I keep feeling i am talking to AI when i see AI text …
It is. But using AI is common these days and I wouldnt normally mind it if there is an effort by the poster to participate in the discussion… What concerns me is that @Astha_Mishra two posts are just apart by 2 min - clearly indicating copy/paste of AI without understanding enough about the discussion.
I entered your post into Perplexity and asked for a reply, and it started like this…
Pretty much agree with this. The note-taking part can easily turn into noise
Well as it seemed, another marketing push. This time towards glorious trade journals.
Maybe he will make a duplicate account afterwards to ask for link.
Fair point and I won’t pretend otherwise — I did use AI to help draft some of my replies. That’s on me.
But the underlying experience is real. I’ve been trading for 4 years, I do track my trades, the behavioural patterns I described are from my own data. The AI just helped me articulate it more clearly than I would have on my own.
I’ll write my own posts going forward. Appreciate the callout — this community is clearly sharp enough to spot it, which is exactly why it’s worth being here.

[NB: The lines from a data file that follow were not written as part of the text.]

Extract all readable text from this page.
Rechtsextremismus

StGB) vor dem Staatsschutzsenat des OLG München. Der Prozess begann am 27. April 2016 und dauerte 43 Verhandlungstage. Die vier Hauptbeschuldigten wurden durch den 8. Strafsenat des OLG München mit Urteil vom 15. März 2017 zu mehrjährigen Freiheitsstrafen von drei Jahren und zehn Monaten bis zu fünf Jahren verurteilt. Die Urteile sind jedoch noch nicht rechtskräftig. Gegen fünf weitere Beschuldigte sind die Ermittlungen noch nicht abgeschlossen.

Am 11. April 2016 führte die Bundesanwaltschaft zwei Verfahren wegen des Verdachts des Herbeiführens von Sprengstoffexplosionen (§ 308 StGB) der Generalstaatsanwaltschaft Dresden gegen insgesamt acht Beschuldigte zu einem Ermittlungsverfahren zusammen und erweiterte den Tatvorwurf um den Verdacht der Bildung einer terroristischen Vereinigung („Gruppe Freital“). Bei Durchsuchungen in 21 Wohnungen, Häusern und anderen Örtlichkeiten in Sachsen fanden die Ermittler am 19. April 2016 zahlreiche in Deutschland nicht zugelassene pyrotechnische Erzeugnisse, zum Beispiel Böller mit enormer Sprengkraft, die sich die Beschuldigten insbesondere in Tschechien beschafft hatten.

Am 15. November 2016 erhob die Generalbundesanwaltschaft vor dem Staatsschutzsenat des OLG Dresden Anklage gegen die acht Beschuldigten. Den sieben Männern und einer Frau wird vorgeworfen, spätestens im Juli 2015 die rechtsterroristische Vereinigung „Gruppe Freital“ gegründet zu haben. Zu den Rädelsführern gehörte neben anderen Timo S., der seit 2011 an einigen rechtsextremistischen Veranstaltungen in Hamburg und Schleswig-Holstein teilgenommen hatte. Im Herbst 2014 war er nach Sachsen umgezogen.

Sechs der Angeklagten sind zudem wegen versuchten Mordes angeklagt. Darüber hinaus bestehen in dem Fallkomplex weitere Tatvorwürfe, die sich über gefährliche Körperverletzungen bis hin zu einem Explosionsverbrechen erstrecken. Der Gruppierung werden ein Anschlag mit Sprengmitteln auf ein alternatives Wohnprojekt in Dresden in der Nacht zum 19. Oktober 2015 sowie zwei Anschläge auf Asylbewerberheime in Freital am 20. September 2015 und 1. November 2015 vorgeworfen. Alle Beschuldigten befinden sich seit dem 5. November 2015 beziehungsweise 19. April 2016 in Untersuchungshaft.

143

I maintain a Excel spreadsheet for the trading entries and have review session where I look at chart screenshots.
Journaling can be helpful as well however, using Excel is more reliable due to its flexibility.
So in my opinion, consistent review is far more valuable than keeping just a P&L sheet.
@Astha_Mishra So you deleted your shill post where you were posing as a client, which was obviosly you making a mistake as you were unable to manage all the fake narratives you peddle along with your chatGPT posts.
Shame on you and that so called ‘edgelog’ nonsense.
@Meher_Smaran plenty of shills here nowadays. Spoils the veracity of the forum.
I mostly use a simple Excel sheet to track my trades—entry, exit, reason for trade, and mistakes. P&L from Kite by Zerodha is useful, but it doesn’t really help with improving strategy. Reviewing trades regularly makes a big difference over time.
Your tool sounds interesting—would like to check it out.